Toutefois, il y a un point qui je n'ai vu relevé nulle part. Lorsque j'ai entendu la saillie de JLM j'ai aussitôt explosé d'un rire cynique ( hyène ) car j'y ai vu tout de suite une analogie avec Albert Camus lorsque, après la remise du prix Nobel, il a répondu cette fameuse phrase plus que tronquée et déformée " je préfère ma mère à la justice" lui valant une mise au pilori de toute cette gauche bien pensante et seule détentrice de la vérité puisque hégélo-marxiste.
Comme quoi un cacique soumis à lui-même peut aussi dire des horreurs d'hier face à la réalité de la vie...
Pour le spectateur grec, les positions d'Antigone et de Créon se valent toutes les deux : oui, il est du devoir d'Antigone d'enterrer son frère, oui il est du devoir de Créon de séparer le bon frère du mauvais frère – la question de rendre les hommages à un ennemi de la patrie, qui a refusé de céder le pouvoir et qui a levé des armées contre sa propre ville n'est pas à prendre à la légère, il suffit de voir la polémique récente autour de la dépouille de Général Franco en Espagne pour s'en persuader.
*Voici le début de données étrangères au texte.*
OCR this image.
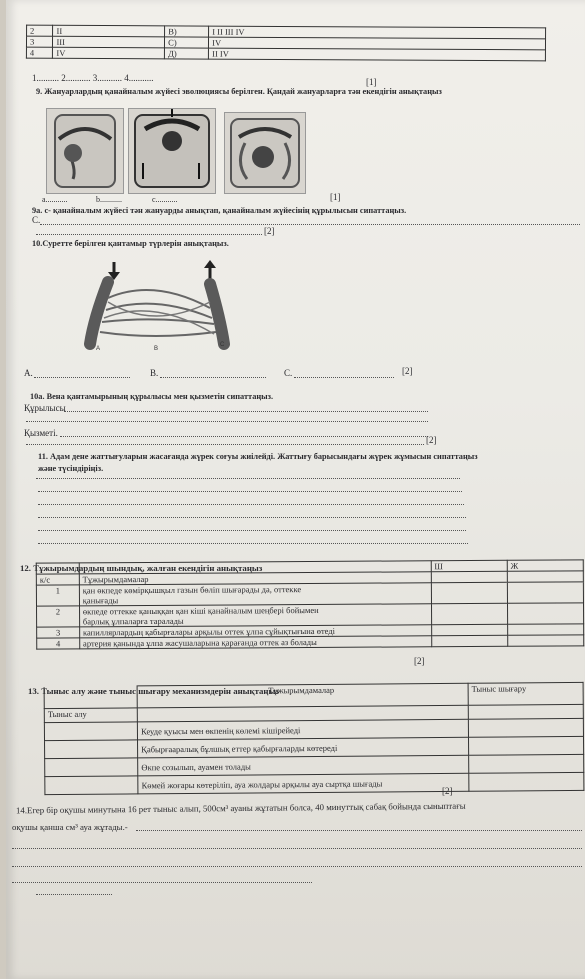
2	II	B)	I II III IV
3	III	C)	IV
4	IV	Д)	II IV
1.......... 2........... 3........... 4...........	[1]
9. Жануарлардың қанайналым жүйесі эволюциясы берілген. Қандай жануарларға тән екендігін анықтаңыз
a...........	b...........	c...........	[1]
9a. c- қанайналым жүйесі тән жануарды анықтап, қанайналым жүйесінің құрылысын сипаттаңыз.
C.
[2]
10.Суретте берілген қантамыр түрлерін анықтаңыз.
A	B
C
A.	B.	C.	[2]
10а. Вена қантамырының құрылысы мен қызметін сипаттаңыз.
Құрылысы
Қызметі.
[2]
11. Адам дене жаттығуларын жасағанда жүрек соғуы жиілейді. Жаттығу барысындағы жүрек жұмысын сипаттаңыз
және түсіндіріңіз.
12. Тұжырымдардың шындық, жалған екендігін анықтаңыз
			Ш	Ж
к/с	Тұжырымдамалар		
1	қан өкпеде көмірқышқыл газын бөліп шығарады да, оттекке
қанығады		

2	өкпеде оттекке қаныққан қан кіші қанайналым шеңбері бойымен
барлық ұлпаларға таралады		

3	капиллярлардың қабырғалары арқылы оттек ұлпа сұйықтығына өтеді		

4	артерия қанында ұлпа жасушаларына қарағанда оттек аз болады		

[2]
13. Тыныс алу және тыныс шығару механизмдерін анықтаңыз
	Тұжырымдамалар	Тыныс шығару
Тыныс алу		
	Кеуде қуысы мен өкпенің көлемі кішірейеді	
	Қабырғааралық бұлшық еттер қабырғаларды көтереді	
	Өкпе созылып, ауамен толады	
	Көмей жоғары көтеріліп, ауа жолдары арқылы ауа сыртқа шығады	
[2]
14.Егер бір оқушы минутына 16 рет тыныс алып, 500см³ ауаны жұтатын болса, 40 минуттық сабақ бойында сыныптағы
оқушы қанша см³ ауа жұтады.-
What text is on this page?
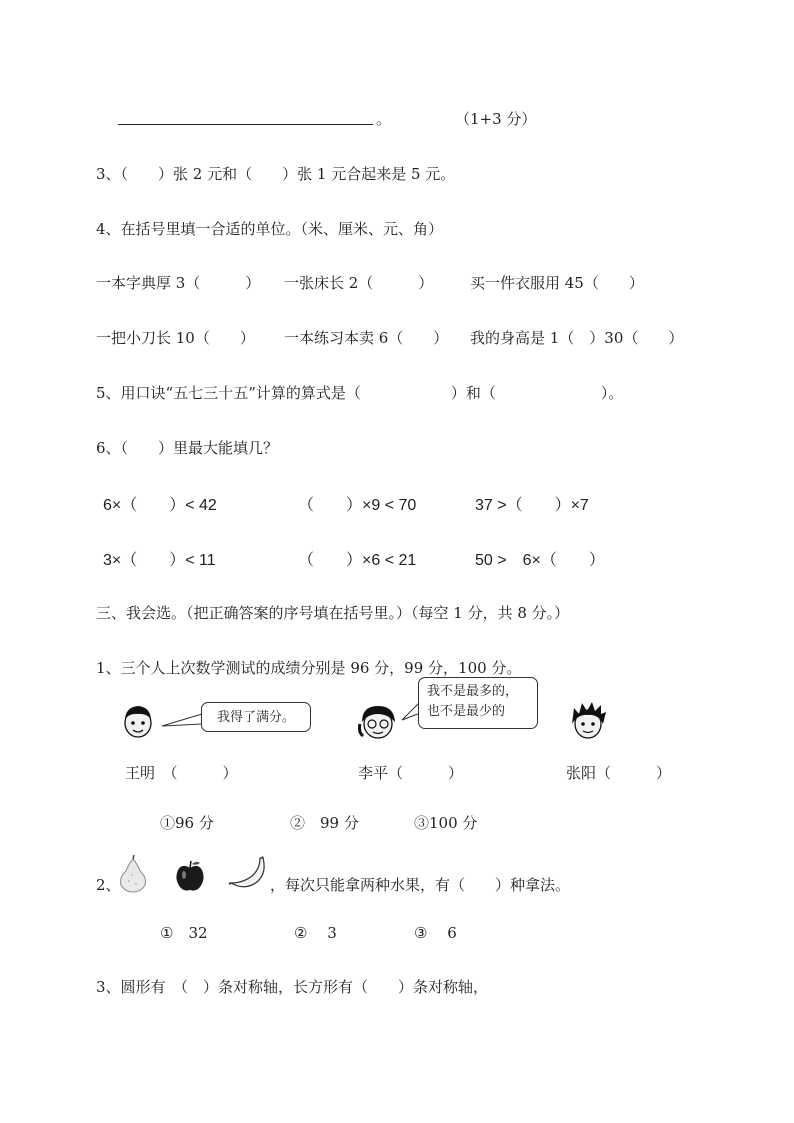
。	（1+3 分）
3、（　　）张 2 元和（　　）张 1 元合起来是 5 元。
4、在括号里填一合适的单位。（米、厘米、元、角）
一本字典厚 3（　　　） 一张床长 2（　　　） 买一件衣服用 45（　　）
一把小刀长 10（　　） 一本练习本卖 6（　　） 我的身高是 1（　）30（　　）
5、用口诀“五七三十五”计算的算式是（　　　　　　）和（　　　　　　　）。
6、（　　）里最大能填几？
6×（　　）< 42	（　　）×9 < 70	37 >（　　）×7
3×（　　）< 11	（　　）×6 < 21	50 >　6×（　　）
三、我会选。（把正确答案的序号填在括号里。）（每空 1 分，共 8 分。）
1、三个人上次数学测试的成绩分别是 96 分，99 分，100 分。
我得了满分。
我不是最多的，
也不是最少的
王明　（　　　）	李平（　　　）	张阳（　　　）
①96 分	②　99 分	③100 分
2、	，每次只能拿两种水果，有（　　）种拿法。
①　32	②　 3	③　 6
3、圆形有　（　）条对称轴，长方形有（　　）条对称轴，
Le débat n'est d'ailleurs pas qu'entre Antigone et Créon. Il est aussi entre Antigone et Isème. Et entre Créon et Hémon, son fils : ce dernier le supplie d'annuler la condamnation, mais Créon refuse parce qu'il dit au début de la pièce : je jure que la loi sera la même pour tous, qu'il n'y aura pas d'exception (même pour les membres de ma famille). Il a promis, il se tient à sa promesse, comment le lui reprocher ?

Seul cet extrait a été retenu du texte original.